このタイミングでジョッキを出したアラワクの思惑はともかく、チノの行動にはある程度の推測ができる。彼女は、喧嘩を売りたいのだ。ジョッキを奪い取るという直接的に暴力へ訴えかけない方法でこちらから先に手を出させて大義名分を得た上で始末したいということだろう、とムツラは考えた。その状況で下手に動くのは危険だ。何が引き金になって刃傷沙汰になるか分かったものではない。
そうしてムツラは完全に沈黙した。その横でチノは意外にも度数の高い酒に酩酊し、身体がふらつき始めた。それでも今の状況を整理しようとムツラのことを考えた。

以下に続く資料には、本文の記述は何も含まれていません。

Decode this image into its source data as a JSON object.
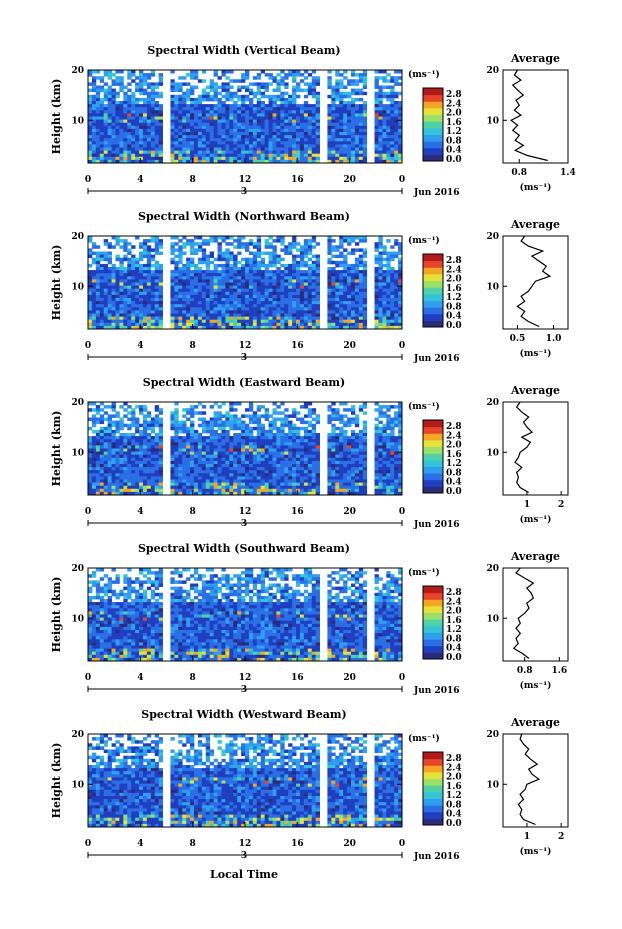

ムツラにとって既に店員に目をつけられていることを教えた命の恩人、という見方もできるのではとチノは思いついた。それでムツラはチノに感謝していて親しみを覚えているせいで、店を出ずにまだ横に座っているのだ。きっと今日の飲み食いに関しては彼女が出してくれるに違いない、とチノは納得した。それ以外にムツラがまだ店を出ない理由を説明できない、と酔った頭で決めつける。
「意外と良い奴じゃないか〜」
チノはムツラに身体を投げ出して肩をがしがし叩いた。
「ちょっ、擦り寄らないでよ。店員さん、これどうにかしてくださいよ!」
「今お皿下げますね」
「そっちじゃなくて!」
「あ、こっちか? こっち?」
「腹さわるのはホントやめてっ!」
そうして、全員勘違いしたまま深夜までカウンターで大騒ぎした。ムツラはチノの飲み代を出しはしなかった。